6) What would you say is your most controversial opinion as regards to blockchain or the crypto space?
Sharding is not going to succeed commercially. People will ship these systems, but they are going to be slow, expensive and hard to program.
7) In the course of your day you can become under the most ridiculous pressures and stresses, what is your particular way of dealing with this?
Running, cycling, surfing, underwater hockey.
8) Outside of crypto/blockchain, what is your favorite thing to do?
Underwater hockey.
We are now going to ask you some creative and humorous questions, and we are sure people will love to see you what you can come up with.
9) What is the most humorous thing you have seen or experienced during your time in the crypto/blockchain space?
Vitalik rapping.
10) If you somehow managed to meet Satoshi Nakamoto (that is he is a male person in this scenario) on his deathbed, but only had time to ask him one question, what would it be? Bear in mind that you don’t have much time at all, so make it a good one.
His twelve words 🙂
11) Can you give three policies you'd enact if you became the president of a country tomorrow?
* Underwater hockey should be an Olympic sport
* Let’s build a permanent mars colony
* Find someone better to be president (help us Obama, you are our only hope)
Communities are often an important backbone for many crypto/blockchain projects, so we’d now like to get some personal thoughts on the community side of things.
12) What do you feel makes the Solana community unique compared to others?
We are focused on performance. We geek out on shaving milliseconds of confirmation times and benchmarking the latest hardware.
13) Personal project aside, what are some ‘communities’ in the space that you admire and why (this is not an endorsement)?
Cosmos folks are doing a great job building a decentralized network and including many teams in the core development of the network. Rust, the community around the language is incredibly inclusive and they did a fantastic job managing how fast it grew.
14) What social-media platform do you like most and why, and are there any improvements which you feel can be made to these platforms for an even better community user-experience?
Twitter, Telegram, Solana discord channel. I think they each have their place.
15) With the endgame being mainstream adoption, do you think crypto/blockchain communities will still have an important role to play in a post-adoption environment?
I think that there will always be core users that make up the community, even with large adoption. Linux and rust are a great example of that.
In our penultimate section we are going to ask you a question regarding Solana.
16) What do you feel sets Solana apart from your competitors (that is if you have any)?
No sharding, and it’s low latency (400ms blocks!), high capacity, and live!
Well that just about does it, but before we end this interview we’d like to ask you for something which we believe will say a lot about your belief in the industry, and which may inspire those who are reading.

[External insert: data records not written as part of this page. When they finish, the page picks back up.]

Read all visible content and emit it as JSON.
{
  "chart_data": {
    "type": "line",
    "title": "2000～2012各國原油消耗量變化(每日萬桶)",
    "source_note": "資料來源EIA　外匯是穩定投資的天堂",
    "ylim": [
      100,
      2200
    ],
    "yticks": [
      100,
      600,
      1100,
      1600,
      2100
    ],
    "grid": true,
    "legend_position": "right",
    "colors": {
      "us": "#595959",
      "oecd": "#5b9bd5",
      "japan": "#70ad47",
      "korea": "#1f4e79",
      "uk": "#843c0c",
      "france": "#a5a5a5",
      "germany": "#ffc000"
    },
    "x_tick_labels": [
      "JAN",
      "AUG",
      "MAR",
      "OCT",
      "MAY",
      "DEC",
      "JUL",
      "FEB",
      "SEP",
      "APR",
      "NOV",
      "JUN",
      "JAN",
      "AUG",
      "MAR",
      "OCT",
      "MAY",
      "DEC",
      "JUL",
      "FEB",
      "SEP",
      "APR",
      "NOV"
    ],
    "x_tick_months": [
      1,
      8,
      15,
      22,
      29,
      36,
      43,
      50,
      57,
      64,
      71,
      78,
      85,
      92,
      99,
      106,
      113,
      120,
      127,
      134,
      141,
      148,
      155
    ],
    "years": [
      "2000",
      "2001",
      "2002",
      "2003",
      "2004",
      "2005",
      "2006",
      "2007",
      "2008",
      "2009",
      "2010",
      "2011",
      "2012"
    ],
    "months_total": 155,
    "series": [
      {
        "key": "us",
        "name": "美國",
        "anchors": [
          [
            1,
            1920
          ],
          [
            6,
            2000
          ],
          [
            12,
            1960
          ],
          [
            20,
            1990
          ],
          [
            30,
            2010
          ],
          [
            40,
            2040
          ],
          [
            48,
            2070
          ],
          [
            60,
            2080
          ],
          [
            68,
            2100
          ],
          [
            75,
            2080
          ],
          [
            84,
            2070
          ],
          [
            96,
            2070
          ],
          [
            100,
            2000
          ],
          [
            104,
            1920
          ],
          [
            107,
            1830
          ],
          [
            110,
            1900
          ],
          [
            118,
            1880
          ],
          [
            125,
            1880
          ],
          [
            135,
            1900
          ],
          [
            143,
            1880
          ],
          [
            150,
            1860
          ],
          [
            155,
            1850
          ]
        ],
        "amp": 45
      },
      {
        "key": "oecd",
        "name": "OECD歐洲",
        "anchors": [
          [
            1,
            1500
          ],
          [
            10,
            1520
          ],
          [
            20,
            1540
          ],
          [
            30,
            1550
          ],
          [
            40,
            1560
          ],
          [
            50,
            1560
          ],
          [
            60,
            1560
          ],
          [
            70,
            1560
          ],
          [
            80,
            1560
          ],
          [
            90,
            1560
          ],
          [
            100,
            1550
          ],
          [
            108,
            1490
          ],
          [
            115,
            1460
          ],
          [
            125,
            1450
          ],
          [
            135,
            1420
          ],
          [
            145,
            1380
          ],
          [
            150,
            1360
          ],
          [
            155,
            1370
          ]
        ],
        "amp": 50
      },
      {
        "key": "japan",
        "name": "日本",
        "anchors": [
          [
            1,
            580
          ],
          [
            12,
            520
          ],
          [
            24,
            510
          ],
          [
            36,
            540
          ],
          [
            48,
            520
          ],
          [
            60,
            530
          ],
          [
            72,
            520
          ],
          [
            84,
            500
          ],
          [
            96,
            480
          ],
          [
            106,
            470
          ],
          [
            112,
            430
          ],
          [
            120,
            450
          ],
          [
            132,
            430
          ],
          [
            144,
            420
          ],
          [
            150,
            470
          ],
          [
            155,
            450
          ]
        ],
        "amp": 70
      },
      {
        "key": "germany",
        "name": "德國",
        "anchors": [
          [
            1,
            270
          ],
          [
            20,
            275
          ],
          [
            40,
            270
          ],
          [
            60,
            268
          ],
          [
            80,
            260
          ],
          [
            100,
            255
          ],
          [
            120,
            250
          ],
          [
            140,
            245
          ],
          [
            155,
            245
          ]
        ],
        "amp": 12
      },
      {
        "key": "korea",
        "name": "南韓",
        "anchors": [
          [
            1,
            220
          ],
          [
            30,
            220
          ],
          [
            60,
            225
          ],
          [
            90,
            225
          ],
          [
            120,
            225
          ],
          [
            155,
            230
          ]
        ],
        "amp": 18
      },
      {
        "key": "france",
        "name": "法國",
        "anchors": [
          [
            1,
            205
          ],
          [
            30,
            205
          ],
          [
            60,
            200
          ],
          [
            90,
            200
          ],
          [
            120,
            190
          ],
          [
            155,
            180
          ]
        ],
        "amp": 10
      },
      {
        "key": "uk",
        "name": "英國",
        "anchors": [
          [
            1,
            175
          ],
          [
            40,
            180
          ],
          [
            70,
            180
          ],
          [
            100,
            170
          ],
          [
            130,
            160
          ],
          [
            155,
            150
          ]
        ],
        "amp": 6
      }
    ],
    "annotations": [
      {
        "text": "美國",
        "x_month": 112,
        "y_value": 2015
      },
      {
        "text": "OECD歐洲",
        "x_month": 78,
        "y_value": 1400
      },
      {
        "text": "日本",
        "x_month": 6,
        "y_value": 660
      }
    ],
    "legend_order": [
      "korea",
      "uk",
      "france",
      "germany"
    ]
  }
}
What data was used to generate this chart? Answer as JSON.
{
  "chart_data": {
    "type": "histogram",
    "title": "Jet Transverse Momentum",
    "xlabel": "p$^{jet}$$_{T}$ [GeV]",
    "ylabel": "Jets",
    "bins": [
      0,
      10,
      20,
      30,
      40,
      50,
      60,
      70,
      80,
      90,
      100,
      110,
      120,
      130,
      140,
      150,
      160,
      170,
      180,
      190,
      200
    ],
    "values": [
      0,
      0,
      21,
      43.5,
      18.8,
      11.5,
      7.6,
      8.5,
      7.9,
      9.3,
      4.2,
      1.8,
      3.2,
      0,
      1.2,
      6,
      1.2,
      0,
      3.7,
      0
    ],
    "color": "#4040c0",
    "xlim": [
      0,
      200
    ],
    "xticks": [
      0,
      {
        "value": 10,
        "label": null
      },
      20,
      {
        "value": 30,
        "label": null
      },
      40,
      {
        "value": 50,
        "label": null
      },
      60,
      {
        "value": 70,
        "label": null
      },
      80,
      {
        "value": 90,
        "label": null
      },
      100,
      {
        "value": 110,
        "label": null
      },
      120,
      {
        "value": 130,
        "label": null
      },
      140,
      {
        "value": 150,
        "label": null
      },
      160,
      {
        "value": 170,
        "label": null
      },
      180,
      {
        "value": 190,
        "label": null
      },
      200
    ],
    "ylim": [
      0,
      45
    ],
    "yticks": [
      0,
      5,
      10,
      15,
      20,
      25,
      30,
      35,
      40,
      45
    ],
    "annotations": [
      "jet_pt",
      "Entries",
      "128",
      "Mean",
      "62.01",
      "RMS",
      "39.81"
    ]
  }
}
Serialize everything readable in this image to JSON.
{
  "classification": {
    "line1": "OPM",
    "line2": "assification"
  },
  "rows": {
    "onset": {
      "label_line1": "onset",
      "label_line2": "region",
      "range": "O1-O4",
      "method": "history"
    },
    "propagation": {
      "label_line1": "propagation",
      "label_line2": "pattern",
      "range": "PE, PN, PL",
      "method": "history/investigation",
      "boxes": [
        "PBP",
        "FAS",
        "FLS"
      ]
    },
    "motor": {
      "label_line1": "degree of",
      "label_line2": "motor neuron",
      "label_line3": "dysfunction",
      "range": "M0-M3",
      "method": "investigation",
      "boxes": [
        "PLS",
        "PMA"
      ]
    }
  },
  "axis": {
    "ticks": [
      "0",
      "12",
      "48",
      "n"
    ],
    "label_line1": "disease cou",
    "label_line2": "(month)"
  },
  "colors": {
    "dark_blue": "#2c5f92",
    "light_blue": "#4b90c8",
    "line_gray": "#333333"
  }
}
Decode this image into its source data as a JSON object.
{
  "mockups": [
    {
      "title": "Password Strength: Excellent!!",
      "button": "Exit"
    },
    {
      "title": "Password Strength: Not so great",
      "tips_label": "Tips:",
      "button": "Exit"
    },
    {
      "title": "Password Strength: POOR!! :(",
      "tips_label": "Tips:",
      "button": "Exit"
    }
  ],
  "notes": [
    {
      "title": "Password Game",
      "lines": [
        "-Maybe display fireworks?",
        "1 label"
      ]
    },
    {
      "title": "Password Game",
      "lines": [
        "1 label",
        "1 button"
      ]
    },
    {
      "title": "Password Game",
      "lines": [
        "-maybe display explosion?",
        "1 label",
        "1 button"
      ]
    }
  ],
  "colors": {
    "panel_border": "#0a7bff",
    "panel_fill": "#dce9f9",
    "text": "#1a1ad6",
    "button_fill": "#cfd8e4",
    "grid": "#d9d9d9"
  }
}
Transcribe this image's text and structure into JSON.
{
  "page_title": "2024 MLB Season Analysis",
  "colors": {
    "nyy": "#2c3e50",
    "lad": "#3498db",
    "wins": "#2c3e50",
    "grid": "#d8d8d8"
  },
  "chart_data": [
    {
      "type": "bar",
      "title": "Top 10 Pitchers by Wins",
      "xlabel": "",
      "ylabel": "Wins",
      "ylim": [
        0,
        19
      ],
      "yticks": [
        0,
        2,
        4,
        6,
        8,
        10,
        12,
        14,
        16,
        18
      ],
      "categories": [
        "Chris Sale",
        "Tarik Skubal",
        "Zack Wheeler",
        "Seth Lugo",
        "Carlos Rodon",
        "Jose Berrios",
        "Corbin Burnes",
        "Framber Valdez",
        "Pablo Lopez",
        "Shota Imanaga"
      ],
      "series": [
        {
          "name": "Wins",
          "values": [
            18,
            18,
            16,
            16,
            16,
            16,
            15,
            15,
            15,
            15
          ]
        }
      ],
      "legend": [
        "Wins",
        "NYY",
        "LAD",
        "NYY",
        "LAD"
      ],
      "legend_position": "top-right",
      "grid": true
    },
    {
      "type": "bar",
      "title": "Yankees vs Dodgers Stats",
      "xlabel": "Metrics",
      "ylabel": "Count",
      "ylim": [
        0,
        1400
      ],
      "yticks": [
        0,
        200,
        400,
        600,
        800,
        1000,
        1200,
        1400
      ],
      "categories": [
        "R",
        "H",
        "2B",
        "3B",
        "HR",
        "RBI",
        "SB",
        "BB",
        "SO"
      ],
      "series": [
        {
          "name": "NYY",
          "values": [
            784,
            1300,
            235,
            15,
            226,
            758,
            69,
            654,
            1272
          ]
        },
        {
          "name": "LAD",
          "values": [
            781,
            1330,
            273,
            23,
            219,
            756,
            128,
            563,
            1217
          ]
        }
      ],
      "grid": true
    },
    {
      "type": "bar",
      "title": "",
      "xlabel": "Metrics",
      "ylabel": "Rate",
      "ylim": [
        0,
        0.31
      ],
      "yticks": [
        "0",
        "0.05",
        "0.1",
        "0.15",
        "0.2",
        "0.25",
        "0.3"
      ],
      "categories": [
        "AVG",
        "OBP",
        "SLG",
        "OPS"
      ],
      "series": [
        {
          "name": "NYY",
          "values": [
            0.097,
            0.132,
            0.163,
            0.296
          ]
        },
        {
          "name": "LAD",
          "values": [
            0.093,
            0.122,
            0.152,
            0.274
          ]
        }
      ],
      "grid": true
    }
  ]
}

17) Can you come up with a short argument for our readers on why you feel cryptocurrency and blockchain (or just one) has a bright future?
Something like 20% of the worlds GDP or over 25 trillion dollars a year is spent on moving numbers around the world. Trust minimizing computers are just the latest iteration of software eating the world. If we succeed there we can all work 4 days a week instead of 5 for the same standard of living.